We prove $i^*\omega=\sigma$ by evaluating both forms on arbitrary tangent vectors. Fix $p=(x,y,z)\in S^2$ and $u,v\in T_pS^2$. Since $p$ lies on the unit sphere,
\begin{align*}
(x^2+y^2+z^2)^{3/2}=1.
\end{align*}
Thus the denominator in $\omega_p$ disappears on $S^2$. By the definition of pullback,
\begin{align*}
(i^*\omega)_p(u,v)
=
\omega_p(di_p(u),di_p(v)).
\end{align*}
The differential $di_p:T_pS^2\to T_p\mathbb{R}^3\cong\mathbb{R}^3$ is the inclusion of the tangent plane, so we may write this as $\omega_p(u,v)$. Expanding the $2$-form gives
\begin{align*}
(i^*\omega)_p(u,v)
&=
x\,(dy\wedge dz)_p(u,v)
+
y\,(dz\wedge dx)_p(u,v)
+
z\,(dx\wedge dy)_p(u,v).
\end{align*}
This is precisely the [cofactor expansion](/theorems/398) of the determinant of the matrix with columns $p,u,v$, hence
\begin{align*}
(i^*\omega)_p(u,v)=\det(p,u,v)=\sigma_p(u,v).
\end{align*}
Since $p,u,v$ were arbitrary, $i^*\omega=\sigma$ on all of $S^2$.
[/guided]
[/step]
[step:Use the nonzero spherical integral to rule out exactness]
Let $\mathcal{H}^2$ denote the $2$-dimensional [Hausdorff measure](/page/Hausdorff%20Measure) on $S^2$, and let $\mu_{S^2}$ denote the oriented surface measure determined by the outward orientation and the area form $\sigma$. Thus a top-degree form $\tau\in\Omega^2(S^2)$ is integrated by writing $\tau=h\sigma$ for the unique smooth function $h:S^2\to\mathbb{R}$ and setting
\begin{align*}
\int_{S^2} \tau\,d\mu_{S^2}
:=
\int_{S^2} h\,d\mathcal{H}^2.
\end{align*}
Since $i^*\omega=\sigma$ and $\sigma$ is the oriented area form on the unit sphere, the representing function is $h=1$, so
\begin{align*}
\int_{S^2} i^*\omega\,d\mu_{S^2}
=
\int_{S^2} 1\,d\mathcal{H}^2
=
\mathcal{H}^2(S^2)
=
4\pi.
\end{align*}
Suppose, for contradiction, that there exists a smooth $1$-form $\eta\in\Omega^1(\mathbb{R}^3_0)$ such that $\omega=d\eta$. Pullback commutes with exterior differentiation, so
\begin{align*}
i^*\omega
=
i^*(d\eta)
=
d(i^*\eta).
\end{align*}
The form $i^*\eta$ is a smooth $1$-form on the compact oriented manifold $S^2$, and $\partial S^2=\varnothing$. By Stokes' theorem for compact oriented manifolds with boundary (citing a result not yet in the wiki: Stokes' theorem),
\begin{align*}
\int_{S^2} i^*\omega\,d\mu_{S^2}
=
\int_{S^2} d(i^*\eta)\,d\mu_{S^2}
=
\int_{\partial S^2} i^*\eta\,d\mu_{\partial S^2}
=
0,
\end{align*}
where $\mu_{\partial S^2}$ denotes the boundary orientation measure, and the last equality holds because $\partial S^2=\varnothing$. This contradicts $\int_{S^2} i^*\omega\,d\mu_{S^2}=4\pi$. Therefore no smooth $1$-form $\eta\in\Omega^1(\mathbb{R}^3_0)$ satisfies $\omega=d\eta$, and $\omega$ is not exact.
[guided]
The obstruction to exactness is detected by integrating over the unit sphere.

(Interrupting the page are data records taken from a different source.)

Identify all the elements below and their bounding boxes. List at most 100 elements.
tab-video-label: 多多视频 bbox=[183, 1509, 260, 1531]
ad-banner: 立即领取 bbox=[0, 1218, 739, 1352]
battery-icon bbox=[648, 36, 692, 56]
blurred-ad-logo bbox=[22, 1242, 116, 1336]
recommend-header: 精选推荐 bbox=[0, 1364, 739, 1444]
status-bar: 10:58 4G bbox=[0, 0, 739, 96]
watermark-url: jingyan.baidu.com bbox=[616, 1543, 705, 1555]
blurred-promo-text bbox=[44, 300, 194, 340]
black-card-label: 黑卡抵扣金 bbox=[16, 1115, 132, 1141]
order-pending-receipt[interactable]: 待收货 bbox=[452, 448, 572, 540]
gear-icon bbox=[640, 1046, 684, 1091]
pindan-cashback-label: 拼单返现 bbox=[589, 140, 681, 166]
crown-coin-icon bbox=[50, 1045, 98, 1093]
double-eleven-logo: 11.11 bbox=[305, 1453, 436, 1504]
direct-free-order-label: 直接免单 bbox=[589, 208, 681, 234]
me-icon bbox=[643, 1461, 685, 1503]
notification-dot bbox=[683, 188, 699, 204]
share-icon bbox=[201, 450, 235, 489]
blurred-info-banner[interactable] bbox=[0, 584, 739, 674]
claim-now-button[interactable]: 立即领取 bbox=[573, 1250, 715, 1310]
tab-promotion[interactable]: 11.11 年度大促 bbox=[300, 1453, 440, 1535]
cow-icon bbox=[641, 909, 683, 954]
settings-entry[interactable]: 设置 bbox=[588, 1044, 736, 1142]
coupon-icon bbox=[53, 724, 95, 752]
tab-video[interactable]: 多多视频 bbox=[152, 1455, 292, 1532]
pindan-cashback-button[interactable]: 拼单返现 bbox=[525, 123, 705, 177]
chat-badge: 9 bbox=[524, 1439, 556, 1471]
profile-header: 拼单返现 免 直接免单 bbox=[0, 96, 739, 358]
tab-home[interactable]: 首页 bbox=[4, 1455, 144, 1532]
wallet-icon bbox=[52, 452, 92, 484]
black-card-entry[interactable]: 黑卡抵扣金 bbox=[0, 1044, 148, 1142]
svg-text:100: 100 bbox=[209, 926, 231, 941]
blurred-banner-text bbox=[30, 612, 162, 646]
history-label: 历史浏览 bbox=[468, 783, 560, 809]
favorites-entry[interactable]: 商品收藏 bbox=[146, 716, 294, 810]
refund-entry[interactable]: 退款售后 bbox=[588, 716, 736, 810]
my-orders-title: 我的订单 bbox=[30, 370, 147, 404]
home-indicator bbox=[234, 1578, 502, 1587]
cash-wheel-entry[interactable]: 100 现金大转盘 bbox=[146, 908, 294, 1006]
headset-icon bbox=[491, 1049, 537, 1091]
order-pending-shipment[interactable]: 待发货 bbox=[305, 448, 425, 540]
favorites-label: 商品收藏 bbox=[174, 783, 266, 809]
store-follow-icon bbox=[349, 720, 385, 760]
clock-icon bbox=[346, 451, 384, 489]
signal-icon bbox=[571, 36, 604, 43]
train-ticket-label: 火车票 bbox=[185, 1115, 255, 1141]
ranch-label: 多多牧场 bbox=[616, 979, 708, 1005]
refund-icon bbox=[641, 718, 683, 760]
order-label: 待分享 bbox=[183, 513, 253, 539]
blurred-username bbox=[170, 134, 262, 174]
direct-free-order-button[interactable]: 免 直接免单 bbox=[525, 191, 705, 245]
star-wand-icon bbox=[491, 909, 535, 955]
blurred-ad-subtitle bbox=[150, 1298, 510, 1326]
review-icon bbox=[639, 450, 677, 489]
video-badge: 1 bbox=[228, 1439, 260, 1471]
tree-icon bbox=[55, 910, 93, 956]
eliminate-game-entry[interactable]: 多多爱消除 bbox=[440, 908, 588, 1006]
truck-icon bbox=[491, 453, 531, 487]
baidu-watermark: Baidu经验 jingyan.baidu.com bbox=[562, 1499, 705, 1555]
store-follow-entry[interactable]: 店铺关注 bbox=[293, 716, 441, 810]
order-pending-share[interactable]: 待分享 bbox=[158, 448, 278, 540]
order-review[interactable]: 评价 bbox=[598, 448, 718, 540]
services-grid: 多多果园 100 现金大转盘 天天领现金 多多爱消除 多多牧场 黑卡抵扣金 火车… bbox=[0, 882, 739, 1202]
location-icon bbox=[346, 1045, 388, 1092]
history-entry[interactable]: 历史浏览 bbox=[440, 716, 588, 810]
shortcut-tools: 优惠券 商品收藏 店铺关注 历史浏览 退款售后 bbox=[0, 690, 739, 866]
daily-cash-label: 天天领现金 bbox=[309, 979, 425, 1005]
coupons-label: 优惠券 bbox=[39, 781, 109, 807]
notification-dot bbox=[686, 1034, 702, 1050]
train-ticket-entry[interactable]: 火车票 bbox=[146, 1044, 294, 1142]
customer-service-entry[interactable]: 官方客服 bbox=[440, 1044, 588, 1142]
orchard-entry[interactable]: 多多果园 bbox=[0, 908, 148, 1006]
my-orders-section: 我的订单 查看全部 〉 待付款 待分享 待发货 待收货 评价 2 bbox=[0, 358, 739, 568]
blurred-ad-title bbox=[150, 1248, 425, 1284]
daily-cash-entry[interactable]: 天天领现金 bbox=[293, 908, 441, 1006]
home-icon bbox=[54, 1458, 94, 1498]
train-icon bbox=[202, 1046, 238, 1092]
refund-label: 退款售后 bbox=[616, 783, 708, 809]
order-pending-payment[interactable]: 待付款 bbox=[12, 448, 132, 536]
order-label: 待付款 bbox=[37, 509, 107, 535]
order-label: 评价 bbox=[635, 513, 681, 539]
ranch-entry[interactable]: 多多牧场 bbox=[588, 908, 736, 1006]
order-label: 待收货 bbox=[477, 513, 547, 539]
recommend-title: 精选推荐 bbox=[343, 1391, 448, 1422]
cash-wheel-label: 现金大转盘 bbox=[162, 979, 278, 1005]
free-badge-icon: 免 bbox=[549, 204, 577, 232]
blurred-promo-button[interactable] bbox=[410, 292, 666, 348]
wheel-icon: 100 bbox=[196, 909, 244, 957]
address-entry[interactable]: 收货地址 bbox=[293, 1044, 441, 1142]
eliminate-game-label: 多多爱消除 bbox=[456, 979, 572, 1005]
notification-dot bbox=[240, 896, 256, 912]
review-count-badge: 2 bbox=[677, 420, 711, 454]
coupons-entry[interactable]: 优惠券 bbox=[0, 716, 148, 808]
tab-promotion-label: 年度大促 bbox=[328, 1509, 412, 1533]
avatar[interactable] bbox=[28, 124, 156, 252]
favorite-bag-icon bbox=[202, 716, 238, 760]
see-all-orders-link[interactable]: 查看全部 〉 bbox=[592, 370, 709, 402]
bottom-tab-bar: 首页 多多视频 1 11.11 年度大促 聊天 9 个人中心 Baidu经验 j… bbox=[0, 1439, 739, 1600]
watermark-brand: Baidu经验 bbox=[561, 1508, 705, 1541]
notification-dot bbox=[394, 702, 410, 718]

Let $\mathcal{H}^2$ denote the $2$-dimensional Hausdorff measure on $S^2$, and let $\mu_{S^2}$ denote the oriented surface measure determined by the outward orientation and the area form $\sigma$. Concretely, if $\tau\in\Omega^2(S^2)$ is written as $\tau=h\sigma$ for the unique smooth function $h:S^2\to\mathbb{R}$, then
\begin{align*}
\int_{S^2} \tau\,d\mu_{S^2}
:=
\int_{S^2} h\,d\mathcal{H}^2.
\end{align*}
From the previous step, the pullback of $\omega$ to $S^2$ is the oriented area form $\sigma$. Therefore $i^*\omega=1\cdot\sigma$, and hence
\begin{align*}
\int_{S^2} i^*\omega\,d\mu_{S^2}
=
\int_{S^2} 1\,d\mathcal{H}^2
=
\mathcal{H}^2(S^2)
=
4\pi.
\end{align*}
Now assume, toward a contradiction, that $\omega$ is exact on $\mathbb{R}^3_0$. This means there is a smooth $1$-form $\eta\in\Omega^1(\mathbb{R}^3_0)$ such that
\begin{align*}
\omega=d\eta.
\end{align*}
Pulling back along the inclusion $i:S^2\to\mathbb{R}^3_0$ gives
\begin{align*}
i^*\omega
=
i^*(d\eta).
\end{align*}
Pullback commutes with exterior differentiation, so
\begin{align*}
i^*(d\eta)=d(i^*\eta).
\end{align*}
Thus the restricted $2$-form $i^*\omega$ would be exact on $S^2$:
\begin{align*}
i^*\omega=d(i^*\eta).
\end{align*}
We now apply Stokes' theorem for compact oriented manifolds with boundary (citing a result not yet in the wiki: Stokes' theorem). Its hypotheses are satisfied: $S^2$ is a compact oriented smooth manifold, $i^*\eta$ is a smooth $1$-form on $S^2$, and the boundary of the closed manifold $S^2$ is empty. Therefore
\begin{align*}
\int_{S^2} d(i^*\eta)\,d\mu_{S^2}
=
\int_{\partial S^2} i^*\eta\,d\mu_{\partial S^2}
=
0,
\end{align*}
where $\mu_{\partial S^2}$ denotes the boundary orientation measure, and the last equality holds because $\partial S^2=\varnothing$. Combining this with $i^*\omega=d(i^*\eta)$ gives
\begin{align*}
\int_{S^2} i^*\omega\,d\mu_{S^2}=0.
\end{align*}
This contradicts the already computed value
\begin{align*}
\int_{S^2} i^*\omega\,d\mu_{S^2}=4\pi.
\end{align*}
The contradiction proves that $\omega$ is not exact on $\mathbb{R}^3_0$.
[/guided]
[/step]